Amaranth took the nearest cup in her hands, touched the rim with her lips, and held it out to me.

“Drink with me, Arnold,” she said.

But I would not drink, lest the corruption of the wine should dull me and disarm my strength in the spell of that enervating hell. I handed back the cup to her.

Amaranth looked at me for an instant with quivering lips. Then she burst into tears and hurled the cup at the maid. She flung the other also. The first missed its mark and fell against the base of the wall, where it shed its ruby contents in a widening stain. The second cup struck the maid’s cheek and cut it, and the wine drenched the blue tunic.

The maid smiled, biting her lips, stooped down, picked up both cups, and, placing them on the tray, departed silently. Amaranth sobbed as if her heart was broken. Then suddenly she turned and flung her arms about me.
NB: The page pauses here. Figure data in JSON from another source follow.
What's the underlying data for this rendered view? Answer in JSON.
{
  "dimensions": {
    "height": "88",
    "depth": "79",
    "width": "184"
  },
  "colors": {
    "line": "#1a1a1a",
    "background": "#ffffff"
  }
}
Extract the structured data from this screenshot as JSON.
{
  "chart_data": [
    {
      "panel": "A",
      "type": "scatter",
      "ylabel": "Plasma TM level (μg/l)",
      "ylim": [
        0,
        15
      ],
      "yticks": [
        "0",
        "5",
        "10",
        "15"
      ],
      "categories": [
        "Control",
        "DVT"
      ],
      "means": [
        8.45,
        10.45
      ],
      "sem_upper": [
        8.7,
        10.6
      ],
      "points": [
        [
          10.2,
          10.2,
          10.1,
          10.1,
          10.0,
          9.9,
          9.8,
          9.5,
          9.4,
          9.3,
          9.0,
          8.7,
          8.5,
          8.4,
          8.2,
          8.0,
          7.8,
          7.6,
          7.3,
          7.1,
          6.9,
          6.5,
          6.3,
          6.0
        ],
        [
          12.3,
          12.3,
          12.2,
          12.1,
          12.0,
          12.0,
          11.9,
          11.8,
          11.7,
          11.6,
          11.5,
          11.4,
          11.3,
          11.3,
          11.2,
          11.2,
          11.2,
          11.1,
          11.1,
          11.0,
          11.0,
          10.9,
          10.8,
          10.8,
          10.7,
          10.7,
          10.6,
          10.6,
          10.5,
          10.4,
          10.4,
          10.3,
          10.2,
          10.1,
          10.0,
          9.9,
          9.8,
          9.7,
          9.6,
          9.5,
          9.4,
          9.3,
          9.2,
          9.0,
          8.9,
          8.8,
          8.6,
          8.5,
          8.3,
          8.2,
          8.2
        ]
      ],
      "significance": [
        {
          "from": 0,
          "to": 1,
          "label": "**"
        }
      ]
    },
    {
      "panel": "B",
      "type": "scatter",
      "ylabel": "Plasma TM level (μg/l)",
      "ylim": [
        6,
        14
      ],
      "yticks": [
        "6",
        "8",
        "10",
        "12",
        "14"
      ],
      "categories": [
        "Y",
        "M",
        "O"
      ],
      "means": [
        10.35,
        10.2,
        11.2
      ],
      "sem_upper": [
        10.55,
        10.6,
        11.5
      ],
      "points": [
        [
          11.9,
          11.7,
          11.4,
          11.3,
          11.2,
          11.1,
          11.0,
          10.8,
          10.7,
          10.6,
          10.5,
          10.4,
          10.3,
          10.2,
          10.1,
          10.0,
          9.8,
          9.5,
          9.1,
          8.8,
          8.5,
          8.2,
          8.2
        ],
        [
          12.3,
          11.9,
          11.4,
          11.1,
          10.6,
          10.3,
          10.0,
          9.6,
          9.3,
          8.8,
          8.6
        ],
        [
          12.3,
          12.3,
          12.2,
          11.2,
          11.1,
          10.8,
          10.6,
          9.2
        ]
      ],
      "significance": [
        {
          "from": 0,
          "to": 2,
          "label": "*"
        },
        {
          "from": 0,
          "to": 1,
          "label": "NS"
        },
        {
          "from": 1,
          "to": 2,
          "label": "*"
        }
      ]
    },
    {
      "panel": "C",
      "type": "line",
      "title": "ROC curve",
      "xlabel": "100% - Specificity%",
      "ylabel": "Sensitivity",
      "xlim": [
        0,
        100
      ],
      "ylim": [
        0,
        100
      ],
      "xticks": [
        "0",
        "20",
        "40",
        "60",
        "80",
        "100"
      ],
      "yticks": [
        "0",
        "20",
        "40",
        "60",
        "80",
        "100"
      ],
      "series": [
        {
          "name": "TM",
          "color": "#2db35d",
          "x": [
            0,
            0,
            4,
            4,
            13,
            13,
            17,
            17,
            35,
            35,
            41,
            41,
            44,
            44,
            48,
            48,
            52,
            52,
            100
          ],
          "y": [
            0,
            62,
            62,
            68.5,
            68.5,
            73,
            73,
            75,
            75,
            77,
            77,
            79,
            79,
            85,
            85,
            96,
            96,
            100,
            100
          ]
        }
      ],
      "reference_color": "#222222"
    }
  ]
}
“Arnold, I love you!” she cried. “You saw her? She is Lembken’s favorite now, that yellow-haired fool with the blue eyes like saucers. Lembken means us for each other. Can you not love me?”

I sat in silence, trying to pick my path cautiously through the mists of bewildering doubt. Amaranth unclasped her arms from about my neck, and her face assumed a look of mockery.

“Oh, I know!” she said, “it is that Elizabeth of yours whom you think you love. And you think you can only love one at a time, in your romantic twentieth-century way. Well, I will match myself against her. You shall bring her here, Arnold, and I will fight her for you, and I will be your blue and she shall be your white, and I will serve you obediently till I have won your heart. Look on me, Arnold! See how beautiful I am! For I was born here; I am Boss Rose’s daughter, and I have never left the People’s House. Look at the whiteness of my skin! The sun has never shone on it. Look at my lips, Arnold! Put your mouth to my cheek—it is as soft as the bloom upon a nectarine. Do you think, then, I am afraid to match myself against your Elizabeth?”